O que você acha que é mais desafiador ao criar imagem para uma pessoa pública?
É muito diferente. A Anitta, por exemplo, não funciona com coisa muito delicada, fofa, não é da personalidade dela. A mesma coisa da Ivete, ela não funciona muito com algo muito romântico, ela é feminina, mas forte. Tenho que realçar as características da personalidade de cada uma e o que elas querem comunicar. Ali, no meu papel de figurinista de show, eu tenho que pensar nos movimentos, facilitar os movimentos, pensar em como a música soa, a vibe, que parte do corpo a pessoa quer valorizar, brincar com proporções, alongar, diminuir, é todo um pensamento criativo que envolve vontades, gostos, histórias a serem contadas, os sentimentos de uma pessoa. Eu uso todas as referências de moda do que eu gosto, mas é um encontro de duas pessoas.
Enquanto fazer styling para um desfile ou campanha é muito diferente…
Exato. Claro que também existem as propostas e o encontro do meu universo com o universo da marca, o que ela quer comunicar, onde ela quer chegar, mas são outros métodos, outros objetivos.
O artista tem que ser agradado, uma marca tem que agradar ao cliente.
Eu tenho a maior liberdade para criar com meus clientes, mas geralmente numa marca existem as barreiras comerciais, de público, do mercado onde quer chegar, isso conta muito, não só a minha criação.
Como funciona o processo com a Anitta no dia dia?
A Anitta gosta de fazer parte do projeto desde o começo e se envolver em tudo, em todas as etapas do trabalho. Se é um vídeo ela se envolve na direção, se é um dressing ela sempre opina. Com ela, eu sempre procuro levar várias opções, eu preciso saber o mood dela, onde ela vai usar. Ela precisa de mais opções para escolher dependendo do mood dela no dia. Já para algo como o Carnaval, usamos sete figurinos. A gente teve a ideia juntas, mas ela solta na minha mão e daí opina, pede alguns ajustes e as coisas vão se transformando durante o processo, se sentimos a necessidade de um acessório…Na maioria dos trabalhos ela se envolve completamente, da direção de arte à edição, mas ela me dá muita liberdade.

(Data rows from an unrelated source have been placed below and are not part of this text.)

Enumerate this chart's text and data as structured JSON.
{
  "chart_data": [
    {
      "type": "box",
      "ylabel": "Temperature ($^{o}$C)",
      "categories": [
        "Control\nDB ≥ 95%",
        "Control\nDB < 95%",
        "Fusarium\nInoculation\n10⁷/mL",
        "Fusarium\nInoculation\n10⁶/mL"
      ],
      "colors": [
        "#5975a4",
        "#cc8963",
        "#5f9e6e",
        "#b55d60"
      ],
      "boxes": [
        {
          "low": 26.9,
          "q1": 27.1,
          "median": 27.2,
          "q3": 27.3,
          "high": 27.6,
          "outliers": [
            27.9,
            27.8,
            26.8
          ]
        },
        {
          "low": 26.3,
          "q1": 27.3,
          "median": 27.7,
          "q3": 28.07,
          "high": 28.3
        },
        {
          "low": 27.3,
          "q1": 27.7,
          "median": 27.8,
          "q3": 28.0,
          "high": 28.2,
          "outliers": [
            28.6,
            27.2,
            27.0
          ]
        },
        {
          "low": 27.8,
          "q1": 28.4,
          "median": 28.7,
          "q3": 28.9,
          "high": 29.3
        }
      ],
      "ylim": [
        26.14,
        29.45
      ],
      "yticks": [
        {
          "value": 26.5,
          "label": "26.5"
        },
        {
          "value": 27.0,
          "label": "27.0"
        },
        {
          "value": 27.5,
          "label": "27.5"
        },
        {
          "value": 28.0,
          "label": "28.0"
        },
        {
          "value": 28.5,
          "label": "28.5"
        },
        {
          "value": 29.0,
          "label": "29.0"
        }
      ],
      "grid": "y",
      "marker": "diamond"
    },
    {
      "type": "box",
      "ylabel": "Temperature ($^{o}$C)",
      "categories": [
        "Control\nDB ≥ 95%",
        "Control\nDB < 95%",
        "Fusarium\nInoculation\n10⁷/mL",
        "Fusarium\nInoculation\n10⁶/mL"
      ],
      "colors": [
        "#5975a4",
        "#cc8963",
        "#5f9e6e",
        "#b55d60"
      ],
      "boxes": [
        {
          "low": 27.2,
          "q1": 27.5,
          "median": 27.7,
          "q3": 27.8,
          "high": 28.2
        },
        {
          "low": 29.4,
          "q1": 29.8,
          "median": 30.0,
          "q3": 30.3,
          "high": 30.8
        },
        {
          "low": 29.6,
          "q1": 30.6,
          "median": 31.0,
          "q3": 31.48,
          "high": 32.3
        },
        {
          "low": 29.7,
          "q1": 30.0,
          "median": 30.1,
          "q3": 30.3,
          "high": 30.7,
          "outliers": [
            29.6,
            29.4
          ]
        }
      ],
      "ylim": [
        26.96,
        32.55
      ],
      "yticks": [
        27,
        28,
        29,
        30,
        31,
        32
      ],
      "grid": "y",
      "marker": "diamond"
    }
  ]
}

Qual era o briefing dela pro Carnaval?
Ela já vinha com uma vontade de falar do universo gamer, desde o vídeo para Modo Turbo com a Luísa (Sonza) e a Pabllo (Vittar) e a gente já vinha trocando sobre isso. Daí eu sugeri de fazer o carnaval gamer e ela super topou. Na minha cabeça eu criei todo um cenário, eu pensei em cada dia criar um jogo da Anitta, mas ela queria mais a identidade do gamer, e daí a gente juntou as duas idéias, a do avatar e do jogador e criamos um mix disso.
Quantas peças você desenvolveu para o carnaval?
Fizemos sete porque o carnaval teve menos dias.
E para chegar em 7 looks você desenvolveu quantos?
Eu comecei a pesquisar no final de agosto do ano passado, uma pesquisa bem extensa, eu tinha tudo muito alinhado quando sentei com dois ilustradores para mostrar pra ela. Ecomeçamos a decidir o que íamos fazer primeiro. Comprei os tecidos de Los Angeles, daí quando o tecido chegou, ao ver na mão surgiram outras ideias, mas foi muito acertado, não fizemos mais looks não.
Vivemos um tempo de mudanças comportamentais e quedas de padrões, principalmente relacionadas à estética, corpos, muito impulsionado pelo espaço que as redes sociais abriram. Você pensa sobre isso ao criar?
Sim, eu penso sim. Assim como fiz no carnaval, que eu queria roupas que todo mundo pudesse reproduzir, eu usei lycras que esticam e que favorecem todo mundo, então o público poderia adaptar para seu corpo. Em campanhas publicitárias também tenho que trabalhar mais isso, mas ainda mais com a Anitta, como uma figura pública, isso aproxima o público. Eu sempre busco criar uma imagem que não seja tão inatingível, que não seja tão exclusiva, mesmo sendo glamurosa.
Que não distancia das pessoas…
Sim. Eu até estava vendo esses dias a nova campanha da Telfar, que eu acho maravilhoso todo trabalho e branding dele, da acessibilidade do que ele cria. É acessível tanto em termos de imagem como em termos de produto.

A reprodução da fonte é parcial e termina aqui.